Je vous prie de mettre fin au monstrueux déni de justice qui déshonore la République, en émettant le vœu qu’avant les élections de 1885 les femmes soient mises en possession de leurs droits électoraux.

J’espère, messieurs les conseillers généraux, que vous voudrez bien accueillir favorablement la requête que je vous adresse au nom de mon sexe, et je vous prie d’agréer, avec mes remerciements anticipés, l’hommage de ma haute considération.

Hubertine Auclert,

Directrice de La Citoyenne.

Conseil Général de la Seine, séance du 2 décembre 1885.

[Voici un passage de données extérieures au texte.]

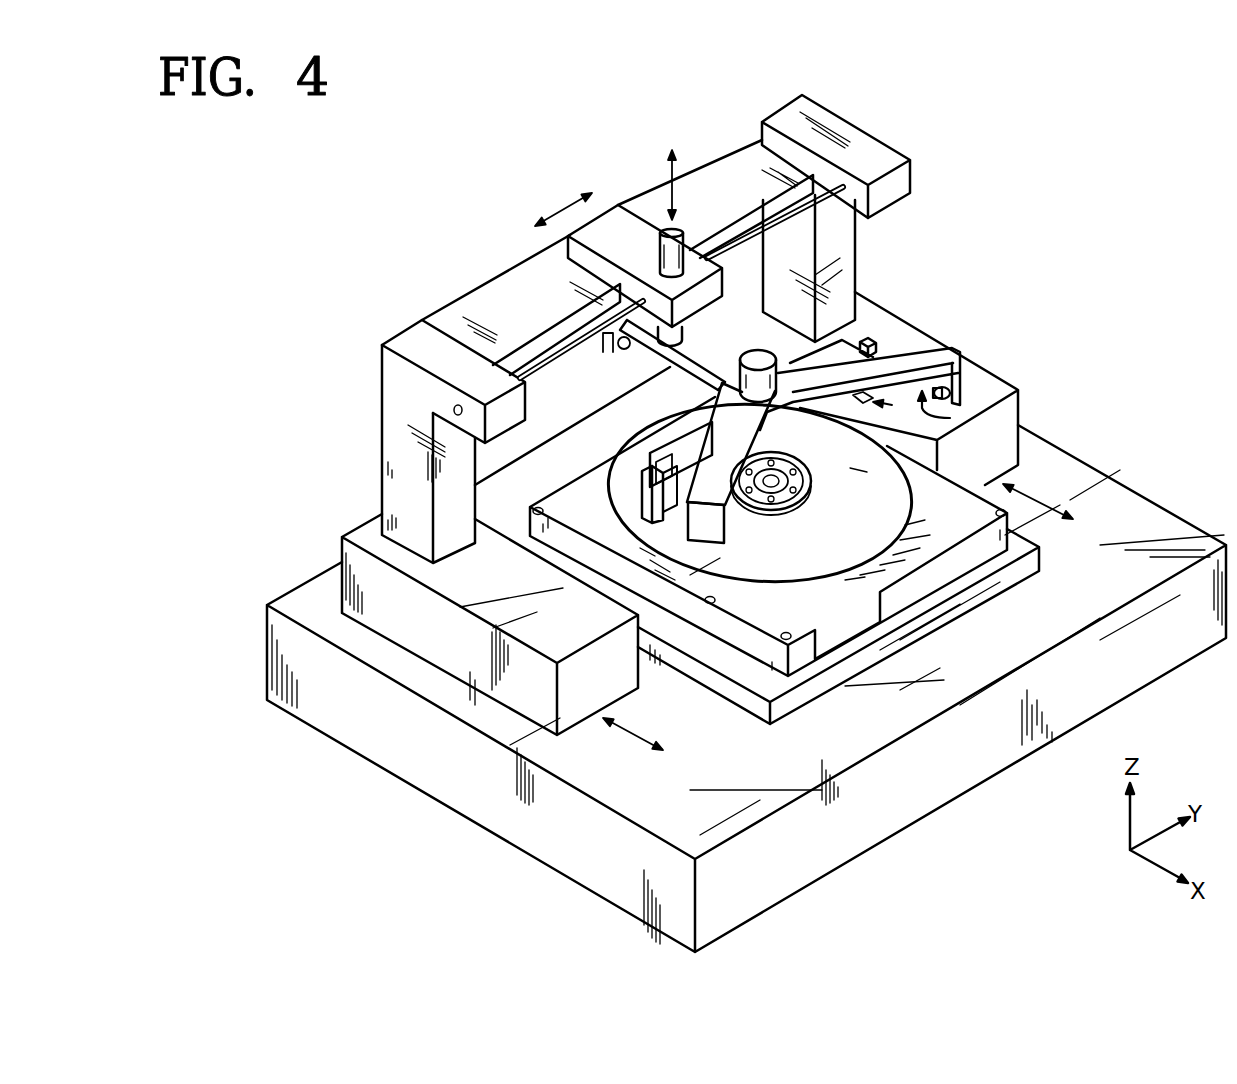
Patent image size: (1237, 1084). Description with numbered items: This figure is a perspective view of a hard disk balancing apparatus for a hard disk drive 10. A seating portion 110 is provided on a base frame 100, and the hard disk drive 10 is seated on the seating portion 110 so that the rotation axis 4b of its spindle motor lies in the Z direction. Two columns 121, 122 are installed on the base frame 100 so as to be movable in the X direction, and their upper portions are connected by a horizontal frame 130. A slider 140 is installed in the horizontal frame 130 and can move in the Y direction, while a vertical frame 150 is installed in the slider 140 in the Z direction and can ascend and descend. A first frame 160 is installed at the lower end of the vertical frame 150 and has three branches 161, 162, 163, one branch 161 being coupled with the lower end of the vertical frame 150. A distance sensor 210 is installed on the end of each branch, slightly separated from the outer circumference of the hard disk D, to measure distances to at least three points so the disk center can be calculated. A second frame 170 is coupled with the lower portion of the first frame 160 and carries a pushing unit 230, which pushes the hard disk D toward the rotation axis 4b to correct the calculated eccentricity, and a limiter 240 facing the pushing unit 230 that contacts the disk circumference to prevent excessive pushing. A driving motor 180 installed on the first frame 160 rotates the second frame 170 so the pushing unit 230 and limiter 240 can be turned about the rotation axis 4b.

The hard disk drive 10 is at (930, 592).
The rotation axis 4b is at (772, 438).
The hard disk D is at (625, 481).
The base frame 100 is at (948, 778).
The seating portion 110 is at (997, 571).
The column 121 is at (847, 132).
The column 122 is at (402, 333).
The horizontal frame 130 is at (498, 310).
The slider 140 is at (618, 227).
The vertical frame 150 is at (679, 230).
The first frame 160 is at (1018, 389).
The branch 161 is at (688, 352).
The branch 162 is at (723, 437).
The branch 163 is at (903, 362).
The second frame 170 is at (670, 447).
The driving motor 180 is at (855, 293).
The distance sensor 210 is at (950, 388).
The pushing unit 230 is at (676, 505).
The limiter 240 is at (882, 403).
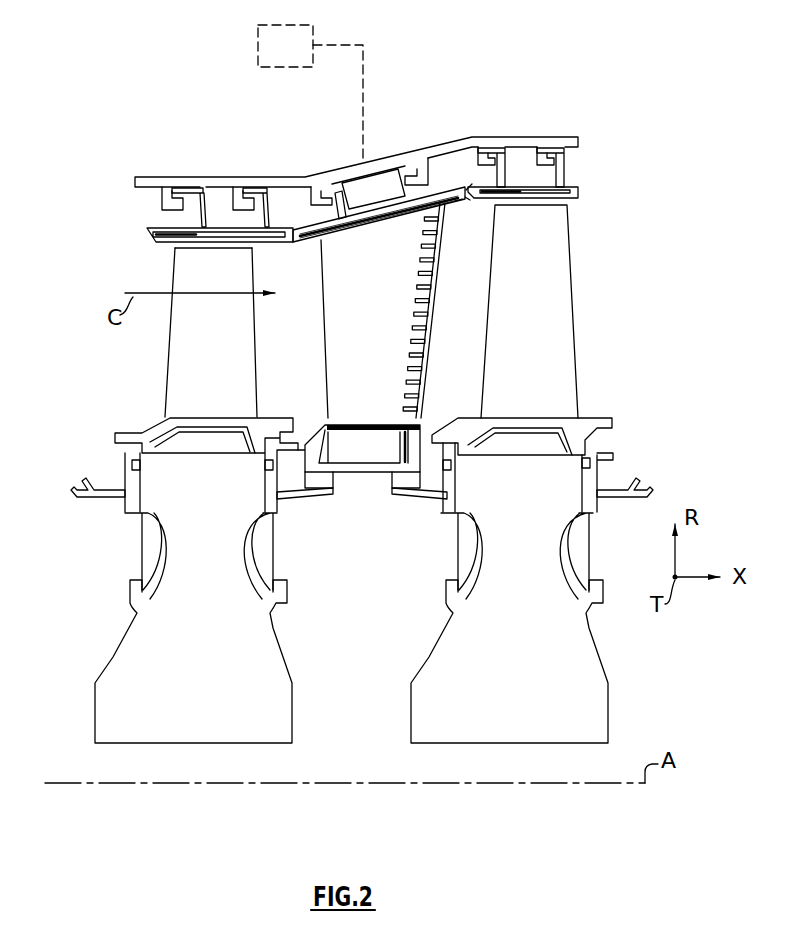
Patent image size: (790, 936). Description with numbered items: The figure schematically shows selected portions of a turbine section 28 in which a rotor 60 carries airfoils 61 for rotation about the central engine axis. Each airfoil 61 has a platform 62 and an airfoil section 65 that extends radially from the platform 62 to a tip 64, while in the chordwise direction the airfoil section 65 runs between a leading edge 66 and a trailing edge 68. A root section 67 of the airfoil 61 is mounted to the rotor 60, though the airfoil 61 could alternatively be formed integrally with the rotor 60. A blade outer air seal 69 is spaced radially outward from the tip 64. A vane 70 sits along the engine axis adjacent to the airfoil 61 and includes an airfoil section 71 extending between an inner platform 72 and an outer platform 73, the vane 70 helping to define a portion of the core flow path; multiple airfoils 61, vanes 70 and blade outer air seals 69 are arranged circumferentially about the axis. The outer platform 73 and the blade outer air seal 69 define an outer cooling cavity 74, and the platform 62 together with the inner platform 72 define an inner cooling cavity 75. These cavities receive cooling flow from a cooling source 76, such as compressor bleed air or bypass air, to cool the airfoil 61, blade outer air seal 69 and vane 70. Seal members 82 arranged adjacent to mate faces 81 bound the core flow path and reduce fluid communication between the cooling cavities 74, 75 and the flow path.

ORDRE DU JOUR SUR UNE PÉTITION DE Mlle HUBERTINE AUCLERT DEMANDANT QUE LES FEMMES SOIENT MISES EN POSSESSION DE LEURS DROITS ÉLECTORAUX

M. Georges Berry rapporteur.—Mlle Hubertine Auclert a adressé au conseil général de la Seine une pétition ayant pour but de faire appuyer, par un vœu de cette assemblée, les revendications qu’elle ne cesse de faire au sujet du droit électoral des femmes.

«Tout le monde connaît, en effet, les efforts mémorables de Mlle Hubertine Auclert, qui a fait une agitation de tous les instants autour de la question du vote des femmes.

«Tantôt, elle réclame son inscription sur les listes électorales et épuise en vain les juridictions sans se décourager.